この曲のアレンジで悩んでいたときに、友人のKちゃんが「好きなことを思いっきりやるといいよ!」とアドバイスしてくれたのでした。結局好きなこと=三味線という帰結になり(^^;)その後のししまいの方向性に大きなヒントとなった大事な曲です。
10 ときには恋の話を
ハイ新曲です。なんか僕は東方妖恋談を聞いているとすごく魔理沙の絵が浮かぶんですよ(^^;) 別に魔理沙のキャラソンってわけではないのですが、おそらく“恋”という字がタイトルに入ると、そういう風に見えちゃうんでしょうね(笑)。というわけで、勝手に魔理沙のことを考えながら弾いています(笑)。ラストのピアノ早弾きは原曲のオルガンをなぞったものなんですが、すごくカッコいいですよね。
11 世界で一番静かな夏・改
C-CLAYS さんの“遙〜HARUKA”に寄せて書かせていただいた曲です。東京大空襲のために、7年に一度蝉が鳴かない夏が来る、という曲にしました。しっとり系のバラードの中ではとても気に入っている曲で、今回再録させていただいてよかったなぁとしみじみ思います。ピアノの音質向上、マスタリングなどを中心に行っています。
12 ただ心のままに
天衣無縫ですね。原曲が非常におおらかで、のびのびしたイメージだったのですぐに好きになってしまいました。ですから自分もこれを弾くときに“何も考えず、ただ無心で弾く”ということを心がけました。今回は尺八と横笛のペアでメロディを吹いています。また、音が濁るのを防ぐためピアノを一台だけにしています。実はししまいではピアノ一台の曲というのは数えるほどしかありません。これはその中の珍しい1曲と言えるでしょう。
13 幻想四季
萃夢想を聞いたときに、「あ〜これはボーカルアレンジしたいなぁ」とすごく思いました。東方 Project の曲は基本的にインストゥルメントでしかも BGM なので、ボーカルアレンジにするのは極めて難しい曲ばかりです。が、これはパッと歌が浮かびました(^^;)。 

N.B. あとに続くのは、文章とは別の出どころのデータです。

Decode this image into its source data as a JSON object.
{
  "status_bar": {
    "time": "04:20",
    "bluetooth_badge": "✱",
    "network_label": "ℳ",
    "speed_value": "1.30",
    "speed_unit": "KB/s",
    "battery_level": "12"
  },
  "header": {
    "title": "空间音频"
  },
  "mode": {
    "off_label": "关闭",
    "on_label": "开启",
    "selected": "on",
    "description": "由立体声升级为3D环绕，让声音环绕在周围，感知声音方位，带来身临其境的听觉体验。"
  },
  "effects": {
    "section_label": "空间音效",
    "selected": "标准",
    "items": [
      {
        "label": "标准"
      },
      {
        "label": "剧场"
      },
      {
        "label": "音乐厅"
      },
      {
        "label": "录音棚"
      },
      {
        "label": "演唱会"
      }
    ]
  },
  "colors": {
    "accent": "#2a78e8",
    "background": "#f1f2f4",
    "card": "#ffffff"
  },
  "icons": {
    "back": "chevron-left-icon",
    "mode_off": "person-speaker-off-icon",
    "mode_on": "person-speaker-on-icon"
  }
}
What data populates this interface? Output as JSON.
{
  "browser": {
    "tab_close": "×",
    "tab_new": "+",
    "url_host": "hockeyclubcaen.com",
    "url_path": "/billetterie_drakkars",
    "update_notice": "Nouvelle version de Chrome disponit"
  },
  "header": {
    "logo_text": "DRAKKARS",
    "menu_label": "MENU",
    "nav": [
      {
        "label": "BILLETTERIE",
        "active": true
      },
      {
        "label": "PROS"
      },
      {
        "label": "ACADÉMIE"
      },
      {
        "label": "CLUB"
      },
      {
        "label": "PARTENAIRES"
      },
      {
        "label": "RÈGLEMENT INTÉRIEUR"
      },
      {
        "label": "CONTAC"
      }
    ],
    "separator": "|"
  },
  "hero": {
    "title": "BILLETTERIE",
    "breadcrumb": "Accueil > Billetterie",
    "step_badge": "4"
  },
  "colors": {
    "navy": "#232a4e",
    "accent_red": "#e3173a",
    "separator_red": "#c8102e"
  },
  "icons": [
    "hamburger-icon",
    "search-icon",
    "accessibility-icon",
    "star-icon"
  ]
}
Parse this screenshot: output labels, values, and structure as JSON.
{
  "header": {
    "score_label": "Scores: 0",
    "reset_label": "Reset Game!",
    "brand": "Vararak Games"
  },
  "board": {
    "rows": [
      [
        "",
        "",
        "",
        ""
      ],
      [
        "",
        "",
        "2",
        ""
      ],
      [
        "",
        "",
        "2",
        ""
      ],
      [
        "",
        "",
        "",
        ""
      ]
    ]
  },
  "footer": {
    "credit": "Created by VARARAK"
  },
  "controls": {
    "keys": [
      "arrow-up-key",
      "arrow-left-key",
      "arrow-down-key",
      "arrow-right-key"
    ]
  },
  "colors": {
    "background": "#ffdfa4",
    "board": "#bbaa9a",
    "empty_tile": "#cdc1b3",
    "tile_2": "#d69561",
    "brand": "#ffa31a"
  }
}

お祭りということであまりキャラ性にこだわらず、今回は「これからもししまいブラザーズは、3人で巴(タッグ)を組んで歌ったり踊ったりしながら曲を作っていきますよ」と、自分達のことを歌詞に書きました。
毎度ながらボーカルのなきさんの歌は素晴らしく、本当にいい曲になったなぁと思うのです。
【おわりに】
例大祭が3月に繰り上がったせいで殺人的なスケジュールでしたが、ひとまず完成してよかったなぁとホッとしています(^^;) 今回は桃のイメージでお祭りっぽく作りましたが、皆さん同様、僕たちにとっても例大祭は楽しみなお祭りイベントなのです。ですから奉納品のCDを用意して、お酒を用意して(笑)これでお祭りの準備万端です! この原稿を書いているのは2月の中旬ですが、どうぞ皆さんも風邪を引いたりして折角のお祭りで鼻ズルズル、なんてことがないように、体調を整えて来るお祭りに備えましょうね! やるぞ!